ERSAN AKBAŞ
Yönetmen Rob Reiner’in efsanevi filmi The Bucket List/Şimdi ya Asla, 2007 yılında gösterime girdi.
Morgan Freeman ve Jack Nicholson’ı buluşturan film 6 aylık ömürleri kalan iki kanser hastasının başından geçen hüzünlü, komik ama bir o kadar da macera dolu anları anlatır. Kısacası izleyicisine ders veren bir filmdir.
Nedir o ders: “Hayatı ertelemeyin!”, “Hayata küsmeyin!” ve “Pişman olmadan zamanında yapacaklarınızı gerçekleştirin.”
“İş işten geçmeden yapacaklarınızı yapın!” uyarısında bulunan filmde karakterlerimizden biri ultra zengin, dolar milyarderi Edward Cole…
Diğeri tarih profesörü olmak isteyen ama hayatın kontra gollerini kalesinde görünce işçi sınıfına geçiş yapan tamirci Carter Chambers…
Bambaşka hayatları yaşarken farklı lezzetleri tadan bu iki insanın yollarını sizce hangi durum birleştirebilir? Tabii ki de ölüm…
Filmde, zengin ve fakir karakterlerimizin ikisi de kanser olduklarını öğrenince son günlerini, hayatta yapmak isteyip de yapamadıklarını gerçekleştirerek geçirmek istiyorlar.

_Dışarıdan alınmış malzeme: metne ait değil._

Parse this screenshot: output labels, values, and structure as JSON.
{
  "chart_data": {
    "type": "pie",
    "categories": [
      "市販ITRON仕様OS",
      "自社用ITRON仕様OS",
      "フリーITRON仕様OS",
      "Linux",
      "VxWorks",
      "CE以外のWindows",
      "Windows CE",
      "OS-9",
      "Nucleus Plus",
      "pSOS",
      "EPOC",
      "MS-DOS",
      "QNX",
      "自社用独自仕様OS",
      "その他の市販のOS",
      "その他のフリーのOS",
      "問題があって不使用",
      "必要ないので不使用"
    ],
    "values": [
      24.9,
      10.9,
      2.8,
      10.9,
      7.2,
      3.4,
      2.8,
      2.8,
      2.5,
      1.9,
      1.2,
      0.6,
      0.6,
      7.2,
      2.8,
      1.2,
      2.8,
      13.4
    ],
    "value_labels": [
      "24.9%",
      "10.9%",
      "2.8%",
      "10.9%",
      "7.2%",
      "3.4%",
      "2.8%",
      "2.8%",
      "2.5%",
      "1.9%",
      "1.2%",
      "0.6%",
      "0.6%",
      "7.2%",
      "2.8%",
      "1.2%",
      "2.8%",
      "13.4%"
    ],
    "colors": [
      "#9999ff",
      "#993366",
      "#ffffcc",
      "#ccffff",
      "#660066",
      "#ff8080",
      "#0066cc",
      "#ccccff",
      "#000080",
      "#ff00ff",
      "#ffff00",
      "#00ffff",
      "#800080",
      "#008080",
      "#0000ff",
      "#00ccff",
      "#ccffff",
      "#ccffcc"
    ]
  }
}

Yapılacakların listesini çıkarıyorlar, dolar milyarderimiz sayesinde paraları da var ve hızlandırılmış bir kurs misali çılgın mı çılgın bir yolculuğu çıkıyorlar.
Böyledir hayat… Anı hep ıskalar, yumurta kapıya dayanınca da anı yaşamak isteriz. The Bucket List/ Yapılacaklar Listesi filmi de bunu anlatır bize…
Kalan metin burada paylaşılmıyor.